CS SEMINAR

Chronos: Learning the Language of Time Series

Speaker
Dr. Abdul Fatir Ansari, Applied Scientist at Amazon Web Services


Chaired by
Dr Harold SOH Soon Hong, Assistant Professor, School of Computing
hsoh@comp.nus.edu.sg

06 May 2024 Monday, 04:00 PM to 05:30 PM

via Zoom

Abstract:
Time series forecasting plays a vital role in decision-making across various sectors like energy, retail, and finance. Traditionally, practitioners have focused on creating task-specific forecasting models tailored to specific datasets or application domains. Inspired by the success of pretrained Large Language Models (LLMs), it becomes imperative to explore whether a similar approach can be applied to forecasting: Can we train a single model on large amounts of diverse time series data, that will generalize to new unseen time series tasks? Recent work has made some strides in this direction by leveraging LLMs for forecasting via zero-shot prompting or fine-tuning, as well as by pretraining large models with sophisiticated time-series-specific modifications. In this talk, we challenge the necessity of these time-series-specific designs and introduce Chronos, a family of pretrained forecasting models based on minimal modifications to language model architectures. Specifically, we only replace the text tokenizer with scaling and quantization, thereby tokenizing time series values into a fixed vocabulary. Chronos models, trained on a vast corpus of both real and synthetic time series data, exhibit remarkable (zero-shot) performance on unseen datasets. This positions pretrained models as a promising tool to greatly simplify forecasting pipelines.
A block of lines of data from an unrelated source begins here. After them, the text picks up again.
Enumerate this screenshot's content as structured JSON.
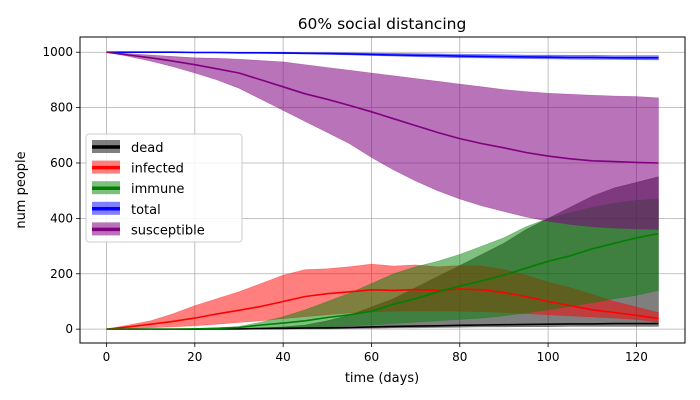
{
  "chart_data": {
    "type": "area",
    "title": "60% social distancing",
    "xlabel": "time (days)",
    "ylabel": "num people",
    "xlim": [
      -6,
      131
    ],
    "ylim": [
      -50,
      1055
    ],
    "xticks": [
      0,
      20,
      40,
      60,
      80,
      100,
      120
    ],
    "yticks": [
      0,
      200,
      400,
      600,
      800,
      1000
    ],
    "grid": true,
    "legend_position": "center-left",
    "x": [
      0,
      5,
      10,
      15,
      20,
      25,
      30,
      35,
      40,
      45,
      50,
      55,
      60,
      65,
      70,
      75,
      80,
      85,
      90,
      95,
      100,
      105,
      110,
      115,
      120,
      125
    ],
    "series": [
      {
        "name": "dead",
        "color": "#000000",
        "fill_opacity": 0.5,
        "values": [
          0,
          0,
          0,
          0,
          0,
          1,
          1,
          2,
          3,
          4,
          5,
          6,
          8,
          10,
          11,
          12,
          14,
          15,
          16,
          17,
          18,
          19,
          19,
          20,
          20,
          20
        ],
        "lower": [
          0,
          0,
          0,
          0,
          0,
          0,
          0,
          0,
          0,
          1,
          1,
          2,
          3,
          4,
          5,
          6,
          7,
          8,
          8,
          9,
          9,
          10,
          10,
          10,
          10,
          10
        ],
        "upper": [
          0,
          0,
          0,
          0,
          1,
          2,
          3,
          5,
          8,
          15,
          30,
          50,
          80,
          110,
          150,
          190,
          230,
          270,
          310,
          360,
          400,
          440,
          480,
          510,
          530,
          550
        ]
      },
      {
        "name": "infected",
        "color": "#ff0000",
        "fill_opacity": 0.5,
        "values": [
          0,
          8,
          18,
          28,
          40,
          55,
          68,
          82,
          100,
          118,
          128,
          135,
          142,
          140,
          143,
          140,
          145,
          142,
          132,
          118,
          100,
          85,
          70,
          60,
          50,
          38
        ],
        "lower": [
          0,
          2,
          5,
          8,
          12,
          18,
          24,
          30,
          38,
          45,
          52,
          58,
          62,
          65,
          66,
          66,
          65,
          63,
          60,
          56,
          52,
          48,
          44,
          40,
          35,
          25
        ],
        "upper": [
          0,
          15,
          30,
          55,
          85,
          110,
          135,
          165,
          195,
          215,
          218,
          225,
          235,
          228,
          232,
          225,
          230,
          228,
          215,
          195,
          170,
          150,
          125,
          100,
          80,
          60
        ]
      },
      {
        "name": "immune",
        "color": "#008000",
        "fill_opacity": 0.5,
        "values": [
          0,
          0,
          0,
          0,
          1,
          3,
          6,
          15,
          22,
          30,
          42,
          52,
          65,
          90,
          110,
          135,
          155,
          175,
          195,
          220,
          245,
          265,
          290,
          310,
          330,
          345
        ],
        "lower": [
          0,
          0,
          0,
          0,
          0,
          0,
          1,
          2,
          3,
          5,
          8,
          12,
          15,
          20,
          25,
          30,
          35,
          40,
          48,
          58,
          70,
          82,
          95,
          110,
          122,
          140
        ],
        "upper": [
          0,
          0,
          0,
          0,
          2,
          5,
          10,
          25,
          45,
          70,
          100,
          130,
          165,
          200,
          225,
          245,
          270,
          300,
          330,
          370,
          400,
          420,
          440,
          455,
          465,
          470
        ]
      },
      {
        "name": "total",
        "color": "#0000ff",
        "fill_opacity": 0.5,
        "values": [
          1000,
          1000,
          1000,
          1000,
          999,
          999,
          998,
          998,
          997,
          996,
          995,
          994,
          992,
          990,
          989,
          988,
          986,
          985,
          984,
          983,
          982,
          981,
          981,
          980,
          980,
          980
        ],
        "lower": [
          1000,
          1000,
          1000,
          999,
          999,
          998,
          997,
          996,
          995,
          994,
          992,
          990,
          988,
          986,
          984,
          982,
          980,
          979,
          978,
          977,
          976,
          975,
          974,
          974,
          973,
          972
        ],
        "upper": [
          1000,
          1000,
          1000,
          1000,
          1000,
          1000,
          1000,
          1000,
          1000,
          999,
          999,
          998,
          997,
          996,
          995,
          994,
          993,
          992,
          991,
          990,
          990,
          989,
          989,
          988,
          988,
          988
        ]
      },
      {
        "name": "susceptible",
        "color": "#800080",
        "fill_opacity": 0.55,
        "values": [
          1000,
          990,
          980,
          968,
          955,
          940,
          925,
          900,
          875,
          850,
          830,
          808,
          785,
          760,
          735,
          710,
          688,
          670,
          655,
          638,
          625,
          615,
          608,
          605,
          602,
          600
        ],
        "lower": [
          1000,
          985,
          968,
          948,
          925,
          900,
          870,
          830,
          790,
          750,
          710,
          670,
          620,
          575,
          535,
          500,
          470,
          445,
          425,
          405,
          390,
          378,
          370,
          365,
          362,
          360
        ],
        "upper": [
          1000,
          995,
          990,
          985,
          980,
          978,
          975,
          970,
          965,
          955,
          945,
          935,
          925,
          915,
          905,
          895,
          885,
          875,
          865,
          858,
          852,
          848,
          845,
          842,
          840,
          835
        ]
      }
    ]
  }
}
Our models are available open-source at https://github.com/amazon-science/chronos-forecasting and have garnered positive feedback from both time series researchers and practitioners.

Bio:
Abdul Fatir Ansari is an Applied Scientist at Amazon Web Services working on time series forecasting and log analytics. His research interests lie in the areas of time series analysis and generative modeling, encompassing probabilistic generative modeling, variational inference, unsupervised learning, and representation learning. He has published in and served as a reviewer in top machine learning venues such as ICML, ICLR and NeurIPS. Before joining Amazon, Abdul Fatir obtained his PhD from the National University of Singapore in 2022, where he received the Dean’s Research Excellence Award.